Reiseleitung: Barbara und Jürg Stüssi-Lauterburg

3 Reisetage

Erstmalig im Reiseangebot


Thematische Umschreibung


Ohne Frage: die „Bataille de Solférino“ ist die bekannteste Schlacht in der Reihe einer Vielzahl militärischer Auseinandersetzungen während der Italienischen Unabhängigkeitskriege, zwischen 1848 und 1866. Der Sieg des französischen Kaisers Napoleon III und des sardinischen Königs Vittorio Emanuele II über den jungen österreichischen Kaiser Franz Joseph I. bereiteten den Weg zur Loslösung Norditaliens aus der österreichischen Herrschaft. An die 4’000 Tote, acht- bis neunmal so viele Verwundete waren am Abend des 24. Juni 1859 beiderseits zu beklagen. Ein Genfer Händler und Immobilienspekulant beim angestrengten Bemühen um eine Begegnung mit Napoleon III. sollte, zufällig, unmittelbar Augenzeuge dieses Elends werden. Er konstatierte mit Erschütterung, dass die Hilfe für die Notleidenden von den Kriegführenden selbst in keiner Art und Weise genügte und dass die freiwilligen Helferinnen oft zwischen den Verwundeten der verschiedenen Parteien unterschieden. In den «Erinnerungen an Solferino» hielt Henry Dunant sein Trauma fest. Die Folgen seiner spontanen Hilfsaktion Seite an Seite mit Frauen und Mädchen und auch einigen Männern der Region dürfen wohl zu den nachhaltigsten Lichtblicken der Menschheitsgeschichte gezählt werden.

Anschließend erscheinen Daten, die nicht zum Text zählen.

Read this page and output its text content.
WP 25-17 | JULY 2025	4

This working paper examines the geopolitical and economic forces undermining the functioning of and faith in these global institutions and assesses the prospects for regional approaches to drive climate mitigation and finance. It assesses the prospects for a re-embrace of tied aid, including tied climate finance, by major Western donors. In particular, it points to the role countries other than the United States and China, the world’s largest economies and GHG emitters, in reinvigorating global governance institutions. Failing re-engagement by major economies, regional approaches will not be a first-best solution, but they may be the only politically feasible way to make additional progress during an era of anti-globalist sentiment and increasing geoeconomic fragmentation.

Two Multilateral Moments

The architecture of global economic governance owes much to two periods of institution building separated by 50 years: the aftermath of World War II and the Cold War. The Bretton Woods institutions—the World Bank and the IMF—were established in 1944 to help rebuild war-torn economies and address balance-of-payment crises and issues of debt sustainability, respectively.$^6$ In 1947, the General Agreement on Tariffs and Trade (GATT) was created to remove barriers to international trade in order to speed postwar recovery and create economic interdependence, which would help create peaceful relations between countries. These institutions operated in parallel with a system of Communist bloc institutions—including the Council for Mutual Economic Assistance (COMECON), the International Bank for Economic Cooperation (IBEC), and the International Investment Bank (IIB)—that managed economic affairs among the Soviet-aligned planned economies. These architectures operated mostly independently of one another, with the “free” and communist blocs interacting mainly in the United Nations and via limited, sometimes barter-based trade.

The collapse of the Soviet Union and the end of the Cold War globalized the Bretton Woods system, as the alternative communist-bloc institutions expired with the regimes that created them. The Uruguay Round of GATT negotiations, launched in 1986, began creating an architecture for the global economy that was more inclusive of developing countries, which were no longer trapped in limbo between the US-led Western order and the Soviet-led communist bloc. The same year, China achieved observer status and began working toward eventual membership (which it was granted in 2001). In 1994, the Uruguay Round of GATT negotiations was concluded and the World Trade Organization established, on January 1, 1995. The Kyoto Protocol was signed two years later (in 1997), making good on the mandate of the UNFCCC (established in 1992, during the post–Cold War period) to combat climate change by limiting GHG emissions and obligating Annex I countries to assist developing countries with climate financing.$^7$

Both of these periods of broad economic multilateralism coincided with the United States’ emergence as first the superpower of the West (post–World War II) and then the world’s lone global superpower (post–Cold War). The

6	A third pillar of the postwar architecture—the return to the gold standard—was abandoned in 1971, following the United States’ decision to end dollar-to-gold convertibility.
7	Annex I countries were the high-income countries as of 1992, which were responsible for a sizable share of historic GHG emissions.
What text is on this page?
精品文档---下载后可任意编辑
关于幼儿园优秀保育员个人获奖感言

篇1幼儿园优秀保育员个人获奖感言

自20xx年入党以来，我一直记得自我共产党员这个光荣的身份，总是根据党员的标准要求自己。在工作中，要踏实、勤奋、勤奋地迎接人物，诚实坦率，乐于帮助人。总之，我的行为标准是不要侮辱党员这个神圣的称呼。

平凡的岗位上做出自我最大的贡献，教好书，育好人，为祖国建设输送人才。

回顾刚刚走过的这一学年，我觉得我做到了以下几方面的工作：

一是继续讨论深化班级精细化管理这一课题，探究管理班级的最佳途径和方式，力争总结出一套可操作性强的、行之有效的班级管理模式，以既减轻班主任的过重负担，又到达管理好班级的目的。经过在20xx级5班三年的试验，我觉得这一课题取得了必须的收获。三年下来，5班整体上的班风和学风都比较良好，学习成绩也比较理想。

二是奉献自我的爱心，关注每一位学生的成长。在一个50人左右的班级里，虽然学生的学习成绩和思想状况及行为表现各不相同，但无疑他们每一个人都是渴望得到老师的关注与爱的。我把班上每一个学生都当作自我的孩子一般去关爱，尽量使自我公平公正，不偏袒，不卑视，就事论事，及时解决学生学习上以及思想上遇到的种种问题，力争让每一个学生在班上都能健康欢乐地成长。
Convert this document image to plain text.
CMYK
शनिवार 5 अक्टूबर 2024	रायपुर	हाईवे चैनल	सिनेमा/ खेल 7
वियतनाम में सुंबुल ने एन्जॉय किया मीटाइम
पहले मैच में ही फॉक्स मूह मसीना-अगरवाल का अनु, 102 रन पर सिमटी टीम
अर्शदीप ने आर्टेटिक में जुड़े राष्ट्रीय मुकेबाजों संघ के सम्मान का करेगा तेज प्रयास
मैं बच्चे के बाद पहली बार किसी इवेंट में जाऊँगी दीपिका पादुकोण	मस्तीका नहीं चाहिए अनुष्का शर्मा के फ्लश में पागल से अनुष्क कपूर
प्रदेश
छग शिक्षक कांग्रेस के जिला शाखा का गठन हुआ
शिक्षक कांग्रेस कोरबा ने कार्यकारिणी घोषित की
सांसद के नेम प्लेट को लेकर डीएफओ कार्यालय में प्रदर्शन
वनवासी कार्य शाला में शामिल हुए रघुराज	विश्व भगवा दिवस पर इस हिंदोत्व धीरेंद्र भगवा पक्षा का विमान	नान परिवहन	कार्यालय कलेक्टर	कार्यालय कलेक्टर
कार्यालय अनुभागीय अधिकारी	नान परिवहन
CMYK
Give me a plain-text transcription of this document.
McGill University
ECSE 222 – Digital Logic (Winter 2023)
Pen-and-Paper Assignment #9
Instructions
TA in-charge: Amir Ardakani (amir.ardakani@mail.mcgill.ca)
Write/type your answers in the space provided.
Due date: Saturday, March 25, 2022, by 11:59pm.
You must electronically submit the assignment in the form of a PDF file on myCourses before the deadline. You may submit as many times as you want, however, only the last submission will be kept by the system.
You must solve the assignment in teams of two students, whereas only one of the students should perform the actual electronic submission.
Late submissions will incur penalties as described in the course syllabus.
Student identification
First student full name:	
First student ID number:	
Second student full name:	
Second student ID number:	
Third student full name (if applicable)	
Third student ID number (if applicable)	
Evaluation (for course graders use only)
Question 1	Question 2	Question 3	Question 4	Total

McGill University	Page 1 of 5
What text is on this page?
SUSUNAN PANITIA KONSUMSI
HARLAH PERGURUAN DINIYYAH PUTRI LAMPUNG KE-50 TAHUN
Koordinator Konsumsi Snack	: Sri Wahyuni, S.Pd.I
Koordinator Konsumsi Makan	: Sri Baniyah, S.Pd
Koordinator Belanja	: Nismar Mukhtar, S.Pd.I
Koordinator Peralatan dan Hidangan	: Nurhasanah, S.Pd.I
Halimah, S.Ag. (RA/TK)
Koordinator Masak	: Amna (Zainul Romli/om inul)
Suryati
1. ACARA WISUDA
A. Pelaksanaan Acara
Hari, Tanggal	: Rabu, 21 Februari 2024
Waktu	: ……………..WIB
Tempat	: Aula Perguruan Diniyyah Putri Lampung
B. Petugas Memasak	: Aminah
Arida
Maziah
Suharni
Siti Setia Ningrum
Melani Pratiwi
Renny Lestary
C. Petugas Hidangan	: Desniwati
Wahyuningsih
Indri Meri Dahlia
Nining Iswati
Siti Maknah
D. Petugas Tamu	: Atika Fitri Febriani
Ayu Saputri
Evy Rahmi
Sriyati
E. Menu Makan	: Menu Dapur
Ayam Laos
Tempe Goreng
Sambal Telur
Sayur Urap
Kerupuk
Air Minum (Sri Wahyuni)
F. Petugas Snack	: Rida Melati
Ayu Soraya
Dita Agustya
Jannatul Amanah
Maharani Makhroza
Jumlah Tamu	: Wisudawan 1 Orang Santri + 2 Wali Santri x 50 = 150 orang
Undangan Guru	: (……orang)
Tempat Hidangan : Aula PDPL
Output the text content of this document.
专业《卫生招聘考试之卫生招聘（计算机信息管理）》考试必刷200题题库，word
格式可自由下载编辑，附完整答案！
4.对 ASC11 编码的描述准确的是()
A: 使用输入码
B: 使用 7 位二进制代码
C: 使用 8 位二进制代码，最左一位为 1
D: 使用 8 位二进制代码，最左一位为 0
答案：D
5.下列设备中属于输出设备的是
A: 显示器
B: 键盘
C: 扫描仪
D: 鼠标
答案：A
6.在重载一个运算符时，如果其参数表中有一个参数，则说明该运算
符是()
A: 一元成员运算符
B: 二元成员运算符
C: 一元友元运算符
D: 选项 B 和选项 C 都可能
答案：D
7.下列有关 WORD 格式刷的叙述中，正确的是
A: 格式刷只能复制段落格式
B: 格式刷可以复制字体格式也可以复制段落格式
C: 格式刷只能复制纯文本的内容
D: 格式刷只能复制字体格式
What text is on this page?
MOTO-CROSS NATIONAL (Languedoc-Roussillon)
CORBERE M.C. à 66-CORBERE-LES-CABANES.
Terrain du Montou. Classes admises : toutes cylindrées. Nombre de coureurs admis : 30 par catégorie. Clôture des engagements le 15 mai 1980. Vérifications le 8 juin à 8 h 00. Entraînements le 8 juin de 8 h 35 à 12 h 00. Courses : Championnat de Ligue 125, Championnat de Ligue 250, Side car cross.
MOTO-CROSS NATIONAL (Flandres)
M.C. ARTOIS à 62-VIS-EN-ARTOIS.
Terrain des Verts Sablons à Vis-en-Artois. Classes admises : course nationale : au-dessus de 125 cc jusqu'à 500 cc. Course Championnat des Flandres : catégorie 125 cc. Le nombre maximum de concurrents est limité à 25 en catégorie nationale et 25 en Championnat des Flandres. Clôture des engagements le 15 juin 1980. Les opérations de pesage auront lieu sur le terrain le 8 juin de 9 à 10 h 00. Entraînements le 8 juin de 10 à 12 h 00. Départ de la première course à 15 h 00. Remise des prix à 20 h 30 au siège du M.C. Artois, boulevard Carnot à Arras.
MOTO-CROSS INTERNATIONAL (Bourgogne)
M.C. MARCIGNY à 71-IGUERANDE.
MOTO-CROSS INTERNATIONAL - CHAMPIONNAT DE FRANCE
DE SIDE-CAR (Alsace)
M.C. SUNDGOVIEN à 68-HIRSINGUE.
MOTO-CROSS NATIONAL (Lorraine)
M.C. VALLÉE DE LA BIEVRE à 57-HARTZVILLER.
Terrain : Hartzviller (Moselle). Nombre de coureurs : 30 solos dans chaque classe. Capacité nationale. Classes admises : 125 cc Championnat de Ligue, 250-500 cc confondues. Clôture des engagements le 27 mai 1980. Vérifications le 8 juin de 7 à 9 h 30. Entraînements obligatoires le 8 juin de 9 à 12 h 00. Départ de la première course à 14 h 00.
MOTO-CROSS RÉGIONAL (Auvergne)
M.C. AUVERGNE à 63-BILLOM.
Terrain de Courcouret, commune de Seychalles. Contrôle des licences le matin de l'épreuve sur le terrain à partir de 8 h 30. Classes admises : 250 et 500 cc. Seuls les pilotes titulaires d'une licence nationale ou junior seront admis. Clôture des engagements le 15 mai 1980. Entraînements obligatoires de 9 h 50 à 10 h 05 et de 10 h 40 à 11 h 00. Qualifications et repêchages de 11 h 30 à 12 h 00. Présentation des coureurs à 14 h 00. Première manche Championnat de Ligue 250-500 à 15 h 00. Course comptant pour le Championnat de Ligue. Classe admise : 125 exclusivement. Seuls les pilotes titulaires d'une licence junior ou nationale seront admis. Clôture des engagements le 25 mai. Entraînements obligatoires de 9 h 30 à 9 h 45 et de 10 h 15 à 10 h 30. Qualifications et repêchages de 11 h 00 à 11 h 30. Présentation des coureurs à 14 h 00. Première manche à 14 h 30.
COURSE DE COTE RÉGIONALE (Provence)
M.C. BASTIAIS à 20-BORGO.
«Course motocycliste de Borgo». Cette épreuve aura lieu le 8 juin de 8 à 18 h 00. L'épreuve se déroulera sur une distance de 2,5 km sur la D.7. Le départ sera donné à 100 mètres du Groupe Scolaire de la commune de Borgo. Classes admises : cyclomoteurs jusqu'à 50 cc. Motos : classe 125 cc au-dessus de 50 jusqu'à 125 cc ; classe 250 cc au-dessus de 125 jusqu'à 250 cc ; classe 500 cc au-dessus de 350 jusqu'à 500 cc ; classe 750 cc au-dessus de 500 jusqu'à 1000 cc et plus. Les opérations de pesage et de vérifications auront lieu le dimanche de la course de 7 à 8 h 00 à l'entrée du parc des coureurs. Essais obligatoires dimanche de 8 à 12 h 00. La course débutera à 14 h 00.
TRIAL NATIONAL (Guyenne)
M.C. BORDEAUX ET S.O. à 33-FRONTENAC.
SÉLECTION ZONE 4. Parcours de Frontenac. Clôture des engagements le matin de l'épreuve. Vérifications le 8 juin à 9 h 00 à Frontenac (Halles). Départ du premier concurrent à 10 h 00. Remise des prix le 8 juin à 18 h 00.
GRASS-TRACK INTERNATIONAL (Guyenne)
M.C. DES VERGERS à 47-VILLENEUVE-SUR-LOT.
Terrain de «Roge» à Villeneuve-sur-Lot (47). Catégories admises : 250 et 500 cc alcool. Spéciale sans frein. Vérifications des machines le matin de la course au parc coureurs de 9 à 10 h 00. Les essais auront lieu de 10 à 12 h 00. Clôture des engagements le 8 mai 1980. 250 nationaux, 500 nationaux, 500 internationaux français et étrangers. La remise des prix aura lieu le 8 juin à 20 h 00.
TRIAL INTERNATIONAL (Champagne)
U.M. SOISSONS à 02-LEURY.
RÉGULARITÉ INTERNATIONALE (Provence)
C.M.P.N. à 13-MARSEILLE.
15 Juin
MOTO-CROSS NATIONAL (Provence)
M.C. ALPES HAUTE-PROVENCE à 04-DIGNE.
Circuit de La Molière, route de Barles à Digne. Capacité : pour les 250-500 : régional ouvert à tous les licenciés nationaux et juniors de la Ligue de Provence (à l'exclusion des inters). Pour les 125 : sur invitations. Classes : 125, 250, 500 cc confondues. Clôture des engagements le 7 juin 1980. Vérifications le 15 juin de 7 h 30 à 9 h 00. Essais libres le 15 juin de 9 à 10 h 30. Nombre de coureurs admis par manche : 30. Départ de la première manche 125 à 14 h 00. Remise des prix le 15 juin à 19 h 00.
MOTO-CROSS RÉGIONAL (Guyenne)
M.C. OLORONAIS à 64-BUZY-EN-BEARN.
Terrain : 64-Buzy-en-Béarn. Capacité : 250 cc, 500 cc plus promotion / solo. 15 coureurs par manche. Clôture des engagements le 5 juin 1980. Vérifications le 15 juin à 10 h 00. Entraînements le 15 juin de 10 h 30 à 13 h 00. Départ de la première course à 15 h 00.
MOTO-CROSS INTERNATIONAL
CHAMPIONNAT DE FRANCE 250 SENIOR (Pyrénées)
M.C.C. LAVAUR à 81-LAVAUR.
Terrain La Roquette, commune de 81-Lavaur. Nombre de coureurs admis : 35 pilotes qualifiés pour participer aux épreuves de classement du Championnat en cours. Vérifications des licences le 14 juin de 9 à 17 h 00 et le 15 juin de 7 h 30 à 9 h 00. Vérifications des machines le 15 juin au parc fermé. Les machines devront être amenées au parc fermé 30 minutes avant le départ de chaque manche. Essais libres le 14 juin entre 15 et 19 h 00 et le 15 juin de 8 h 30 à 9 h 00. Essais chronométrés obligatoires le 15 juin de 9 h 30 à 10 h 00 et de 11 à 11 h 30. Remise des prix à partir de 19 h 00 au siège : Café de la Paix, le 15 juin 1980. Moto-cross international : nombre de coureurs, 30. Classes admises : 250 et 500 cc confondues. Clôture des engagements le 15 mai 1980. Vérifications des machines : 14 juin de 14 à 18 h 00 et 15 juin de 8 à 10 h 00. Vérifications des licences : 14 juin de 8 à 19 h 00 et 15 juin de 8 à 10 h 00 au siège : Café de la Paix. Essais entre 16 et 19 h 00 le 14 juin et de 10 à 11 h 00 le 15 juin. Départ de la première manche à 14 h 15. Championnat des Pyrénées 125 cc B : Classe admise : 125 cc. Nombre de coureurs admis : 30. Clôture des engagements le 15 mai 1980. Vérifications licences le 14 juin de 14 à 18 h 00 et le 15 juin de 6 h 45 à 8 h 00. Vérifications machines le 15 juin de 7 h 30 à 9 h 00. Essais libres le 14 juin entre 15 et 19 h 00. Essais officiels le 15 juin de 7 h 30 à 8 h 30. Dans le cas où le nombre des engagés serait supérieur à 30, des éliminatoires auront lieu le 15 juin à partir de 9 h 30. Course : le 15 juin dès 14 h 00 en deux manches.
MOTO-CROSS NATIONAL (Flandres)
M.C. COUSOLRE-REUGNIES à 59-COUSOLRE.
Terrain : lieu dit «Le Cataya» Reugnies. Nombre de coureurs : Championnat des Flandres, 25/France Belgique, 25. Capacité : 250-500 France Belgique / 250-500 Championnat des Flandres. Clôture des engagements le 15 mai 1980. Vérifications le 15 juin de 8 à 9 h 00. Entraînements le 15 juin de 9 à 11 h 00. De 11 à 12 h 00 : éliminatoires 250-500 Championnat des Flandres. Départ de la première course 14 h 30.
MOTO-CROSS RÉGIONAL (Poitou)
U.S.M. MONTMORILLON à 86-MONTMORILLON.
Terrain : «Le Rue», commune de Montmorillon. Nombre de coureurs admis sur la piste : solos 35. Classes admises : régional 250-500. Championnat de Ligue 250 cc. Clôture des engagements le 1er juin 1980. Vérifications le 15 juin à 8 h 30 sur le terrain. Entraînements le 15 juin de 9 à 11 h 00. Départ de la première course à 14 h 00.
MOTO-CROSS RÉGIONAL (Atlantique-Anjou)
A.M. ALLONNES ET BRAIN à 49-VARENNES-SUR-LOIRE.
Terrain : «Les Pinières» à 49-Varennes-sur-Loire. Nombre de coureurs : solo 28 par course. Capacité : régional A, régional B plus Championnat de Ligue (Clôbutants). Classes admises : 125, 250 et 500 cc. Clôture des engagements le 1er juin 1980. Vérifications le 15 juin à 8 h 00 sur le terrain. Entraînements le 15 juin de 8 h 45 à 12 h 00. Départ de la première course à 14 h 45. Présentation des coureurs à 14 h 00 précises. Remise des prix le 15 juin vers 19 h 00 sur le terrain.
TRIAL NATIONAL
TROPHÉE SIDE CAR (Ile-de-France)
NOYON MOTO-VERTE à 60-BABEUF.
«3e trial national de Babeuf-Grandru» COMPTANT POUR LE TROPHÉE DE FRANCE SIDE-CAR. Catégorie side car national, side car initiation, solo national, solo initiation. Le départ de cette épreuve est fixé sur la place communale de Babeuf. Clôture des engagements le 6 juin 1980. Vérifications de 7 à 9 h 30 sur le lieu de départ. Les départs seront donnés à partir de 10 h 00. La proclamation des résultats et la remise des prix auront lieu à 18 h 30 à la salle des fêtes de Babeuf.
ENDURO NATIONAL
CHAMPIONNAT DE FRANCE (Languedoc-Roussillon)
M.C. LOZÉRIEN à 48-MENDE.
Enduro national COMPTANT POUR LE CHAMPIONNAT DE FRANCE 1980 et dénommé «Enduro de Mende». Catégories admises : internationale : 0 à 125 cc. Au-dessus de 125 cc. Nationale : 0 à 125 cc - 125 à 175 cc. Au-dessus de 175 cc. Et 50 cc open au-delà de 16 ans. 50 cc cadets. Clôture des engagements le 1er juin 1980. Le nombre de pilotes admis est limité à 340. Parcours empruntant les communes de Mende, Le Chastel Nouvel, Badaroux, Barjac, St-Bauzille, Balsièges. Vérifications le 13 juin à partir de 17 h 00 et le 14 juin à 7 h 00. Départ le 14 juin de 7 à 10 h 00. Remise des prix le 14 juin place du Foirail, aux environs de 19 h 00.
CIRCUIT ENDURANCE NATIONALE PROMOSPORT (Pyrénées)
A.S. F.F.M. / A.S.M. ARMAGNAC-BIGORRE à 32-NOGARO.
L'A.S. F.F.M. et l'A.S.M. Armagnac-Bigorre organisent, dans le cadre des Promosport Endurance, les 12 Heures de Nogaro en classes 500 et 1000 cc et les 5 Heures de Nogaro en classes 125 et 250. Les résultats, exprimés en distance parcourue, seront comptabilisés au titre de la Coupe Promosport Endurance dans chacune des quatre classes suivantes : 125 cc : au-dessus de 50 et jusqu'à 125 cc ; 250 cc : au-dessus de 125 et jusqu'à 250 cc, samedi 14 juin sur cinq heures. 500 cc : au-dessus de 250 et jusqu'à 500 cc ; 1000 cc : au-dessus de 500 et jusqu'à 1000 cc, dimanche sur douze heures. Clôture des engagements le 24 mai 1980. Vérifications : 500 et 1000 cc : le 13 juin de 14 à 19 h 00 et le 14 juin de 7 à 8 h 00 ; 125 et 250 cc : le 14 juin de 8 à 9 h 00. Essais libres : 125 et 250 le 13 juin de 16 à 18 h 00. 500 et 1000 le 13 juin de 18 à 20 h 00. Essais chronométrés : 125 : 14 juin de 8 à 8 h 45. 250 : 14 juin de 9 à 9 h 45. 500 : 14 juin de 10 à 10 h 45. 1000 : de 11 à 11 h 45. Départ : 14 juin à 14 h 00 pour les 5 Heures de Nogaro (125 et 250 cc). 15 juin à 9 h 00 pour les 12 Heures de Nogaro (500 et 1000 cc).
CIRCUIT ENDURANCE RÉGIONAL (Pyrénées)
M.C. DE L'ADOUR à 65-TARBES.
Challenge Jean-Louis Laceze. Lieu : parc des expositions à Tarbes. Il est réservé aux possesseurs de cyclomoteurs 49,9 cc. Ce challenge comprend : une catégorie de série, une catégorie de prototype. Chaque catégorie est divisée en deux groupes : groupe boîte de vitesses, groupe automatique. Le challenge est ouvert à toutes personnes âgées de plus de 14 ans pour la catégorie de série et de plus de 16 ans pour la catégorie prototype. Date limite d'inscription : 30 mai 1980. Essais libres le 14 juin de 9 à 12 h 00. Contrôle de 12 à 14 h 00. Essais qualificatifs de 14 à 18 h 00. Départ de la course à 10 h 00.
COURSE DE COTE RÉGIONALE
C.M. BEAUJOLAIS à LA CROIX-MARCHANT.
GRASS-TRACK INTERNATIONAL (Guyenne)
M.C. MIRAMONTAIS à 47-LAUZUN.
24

Zuvor und danach stiessen die Heere südwestlich von Verona, bei Custoza aufeinander. 1848 unter Feldmarschall Graf Radetzky und 1866 unter Erzherzog Albrecht von Österreich-Teschen stand die Gunst des Mars zweimal auf Habsburgs Seite. So wurde das früher auch mit Doppel-«z» geschriebene Custoza zum Inbegriff der Erfolge der österreichischen „herrlichen Armee“. Der Sieg von 1848 sollte die Lombardei bis zur entscheidenden Schlacht von Solferino weiterhin an Österreich binden. Der glückliche Sieg 1866, auf den Tag genau sieben Jahre nach Solferino bestätigte Habsburgs militärische Vormachtstellung in Venetien. Die Niederlage des kaiserlichen Heeres am 3. Juli 1866 gegen die mit Italien verbündeten Preussen bei Königgrätz besiegelte allerdings den endgültigen Rückzug der Armeen Franz Josephs I aus Norditalien. Wien hatte die nach dortiger Ansicht schwierigere Front gegen Preussen Ludwig von Benedek und die einfachere Front dem hochbegabten Sohn des legendären Erzherzogs Carl anvertraut.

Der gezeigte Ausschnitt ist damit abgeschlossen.